Au sein de la famille, le groupe se désagrège pour devenir davantage un "nœud de contrats" (notion qui avait pris naissance dans les théories de l'entreprise, ce qui montre l'emprise du modèle du marché sur toute chose). En effet, l'on distingue désormais la conjugalité, les époux entrant dans un rapport de type "contractuel", dont ils façonneraient les droits et les obligations, de la parentalité, liens établis entre eux deux et leurs enfants.

Autant le lien de conjugalité devient malléable, disponible et soluble, avec l’aide du droit qui lie le mariage au consentement (contrat) et non pas l’institution (sur laquelle le consentement n’a pas de prise pour s’en défaire), autant le lien de parentalité, doit, selon le droit, perdurer, après le divorce, les remariage, etc., la "famille recomposée" devant usuelle, et de ce seul fait une "norme".  La question aujourd’hui ouverte est certes du droit à avoir un enfant d’un mort : certains philosophes y sont favorables mais la loi du 7 juillet 2011 (v. cours n°3) continue de refuser l’insémination artificielle post mortem.

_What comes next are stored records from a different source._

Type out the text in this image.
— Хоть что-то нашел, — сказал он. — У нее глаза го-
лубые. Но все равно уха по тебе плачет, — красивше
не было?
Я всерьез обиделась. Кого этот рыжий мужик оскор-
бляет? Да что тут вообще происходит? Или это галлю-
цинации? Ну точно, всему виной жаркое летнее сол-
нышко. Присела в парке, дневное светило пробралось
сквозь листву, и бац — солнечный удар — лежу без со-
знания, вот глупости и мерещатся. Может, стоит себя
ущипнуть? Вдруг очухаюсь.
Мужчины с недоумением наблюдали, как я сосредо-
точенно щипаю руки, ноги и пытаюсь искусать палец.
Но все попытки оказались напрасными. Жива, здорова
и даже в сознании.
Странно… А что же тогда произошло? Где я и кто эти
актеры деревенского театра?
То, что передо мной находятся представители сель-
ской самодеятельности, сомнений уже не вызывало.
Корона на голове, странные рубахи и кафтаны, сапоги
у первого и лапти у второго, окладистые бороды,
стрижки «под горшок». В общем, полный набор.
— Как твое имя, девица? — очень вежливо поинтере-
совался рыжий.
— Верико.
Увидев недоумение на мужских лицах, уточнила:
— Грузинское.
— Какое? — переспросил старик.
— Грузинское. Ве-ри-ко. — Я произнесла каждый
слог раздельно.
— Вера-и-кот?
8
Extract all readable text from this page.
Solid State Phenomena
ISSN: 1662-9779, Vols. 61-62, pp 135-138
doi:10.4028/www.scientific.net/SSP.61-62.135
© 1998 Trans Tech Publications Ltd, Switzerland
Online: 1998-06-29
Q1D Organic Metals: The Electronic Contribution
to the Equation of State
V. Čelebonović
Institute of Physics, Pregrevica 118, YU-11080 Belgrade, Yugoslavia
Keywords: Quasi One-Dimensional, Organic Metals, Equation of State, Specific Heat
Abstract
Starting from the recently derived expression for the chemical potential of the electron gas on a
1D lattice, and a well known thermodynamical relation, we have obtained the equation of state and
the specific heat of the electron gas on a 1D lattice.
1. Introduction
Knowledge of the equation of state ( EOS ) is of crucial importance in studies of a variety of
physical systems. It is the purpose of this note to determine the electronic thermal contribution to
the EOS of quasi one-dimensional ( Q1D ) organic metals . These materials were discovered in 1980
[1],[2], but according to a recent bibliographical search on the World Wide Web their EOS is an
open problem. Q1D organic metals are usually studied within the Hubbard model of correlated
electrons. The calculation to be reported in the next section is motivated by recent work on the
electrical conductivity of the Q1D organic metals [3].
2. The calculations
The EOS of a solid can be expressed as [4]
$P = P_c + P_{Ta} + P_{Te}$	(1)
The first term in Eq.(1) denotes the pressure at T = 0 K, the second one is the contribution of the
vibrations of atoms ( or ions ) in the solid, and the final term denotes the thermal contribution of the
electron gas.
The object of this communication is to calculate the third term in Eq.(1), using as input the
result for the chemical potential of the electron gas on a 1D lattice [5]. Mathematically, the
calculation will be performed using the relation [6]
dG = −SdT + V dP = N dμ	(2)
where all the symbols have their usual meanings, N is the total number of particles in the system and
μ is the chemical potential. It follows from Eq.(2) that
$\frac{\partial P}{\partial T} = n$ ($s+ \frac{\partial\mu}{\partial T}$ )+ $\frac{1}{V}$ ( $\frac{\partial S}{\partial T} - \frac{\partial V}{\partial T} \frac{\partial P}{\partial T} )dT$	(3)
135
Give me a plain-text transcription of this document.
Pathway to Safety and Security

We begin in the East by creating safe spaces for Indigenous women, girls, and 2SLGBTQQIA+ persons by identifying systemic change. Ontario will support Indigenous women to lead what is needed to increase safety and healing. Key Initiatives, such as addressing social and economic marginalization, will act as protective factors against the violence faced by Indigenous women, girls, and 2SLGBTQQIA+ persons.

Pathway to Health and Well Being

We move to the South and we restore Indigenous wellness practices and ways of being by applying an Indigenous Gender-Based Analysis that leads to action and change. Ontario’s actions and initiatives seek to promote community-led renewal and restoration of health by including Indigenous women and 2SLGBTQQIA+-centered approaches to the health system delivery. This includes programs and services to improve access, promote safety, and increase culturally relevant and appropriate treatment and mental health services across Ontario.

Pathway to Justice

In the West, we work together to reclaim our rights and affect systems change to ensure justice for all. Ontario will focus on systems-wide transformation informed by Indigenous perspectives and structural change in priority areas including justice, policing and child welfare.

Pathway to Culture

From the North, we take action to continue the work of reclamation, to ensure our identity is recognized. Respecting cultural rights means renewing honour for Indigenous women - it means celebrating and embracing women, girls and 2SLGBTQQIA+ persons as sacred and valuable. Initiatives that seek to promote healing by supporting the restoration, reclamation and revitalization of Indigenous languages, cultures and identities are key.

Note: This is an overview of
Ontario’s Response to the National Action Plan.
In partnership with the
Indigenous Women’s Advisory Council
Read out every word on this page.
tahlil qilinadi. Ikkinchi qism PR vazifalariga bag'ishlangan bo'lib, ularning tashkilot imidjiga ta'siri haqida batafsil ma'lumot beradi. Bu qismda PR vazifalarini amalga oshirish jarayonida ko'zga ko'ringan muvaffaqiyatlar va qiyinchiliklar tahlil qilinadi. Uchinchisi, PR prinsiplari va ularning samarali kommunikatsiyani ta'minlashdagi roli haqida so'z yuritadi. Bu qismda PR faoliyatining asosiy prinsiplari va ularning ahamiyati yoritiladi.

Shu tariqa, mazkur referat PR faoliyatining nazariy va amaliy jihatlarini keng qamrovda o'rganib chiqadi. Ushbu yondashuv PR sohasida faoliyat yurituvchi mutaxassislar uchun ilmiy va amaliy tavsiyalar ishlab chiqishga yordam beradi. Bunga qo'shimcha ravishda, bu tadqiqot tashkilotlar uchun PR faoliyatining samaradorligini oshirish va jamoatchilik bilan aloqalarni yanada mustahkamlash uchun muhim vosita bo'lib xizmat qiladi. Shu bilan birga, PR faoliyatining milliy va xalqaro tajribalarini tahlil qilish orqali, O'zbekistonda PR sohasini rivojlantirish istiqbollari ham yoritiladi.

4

Peut-on aller plus loin et soutenir, par une sorte de "romantisme juridique", que le mariage serait la consécration d’un lien d’amour ? Dans un tel cas, celui qui épouserait sans amour rendrait le mariage susceptible d’annulation. L’arrêt de la Cour d’appel de Lyon du 17 octobre 2011 est venu rappeler que le droit ne s’assure que de la qualité des consentements des époux et non pas de la qualité de leur sentiment. Mais le mouvement qui a conduit les parlementaires à admettre le mariage entre personnes de même sexe par la loi du 17 mai 2013 a souvent pris comme argument principal que le mariage est construit sur l'amour et qu'il n'est pas admissible de faire des distinctions entre les uns et les autres au regard de ce critère.


Le droit des personnes s’assouplit ainsi, par l’idée fondamentale que les personnes peuvent disposer d’elles-mêmes, par le biais de la volonté, et que l’Etat n'est pas légitime à les contrôler : les notions de "sujet" et d’ "assujetti" s’effacent, la distinction entre la personne et la chose s'estompe. Dès lors, s'il y a consentement, alors non seulement, je peux disposer de mon corps, mais encore du corps d'autrui.

Pour prendre la première perspective, cela signifie que les personnes pourraient établir "à leur volonté" leur identité sexuelle ; pour prendre la seconde perspective, elles pourraient établir "à leur volonté" des filiations à l'égard d'autrui.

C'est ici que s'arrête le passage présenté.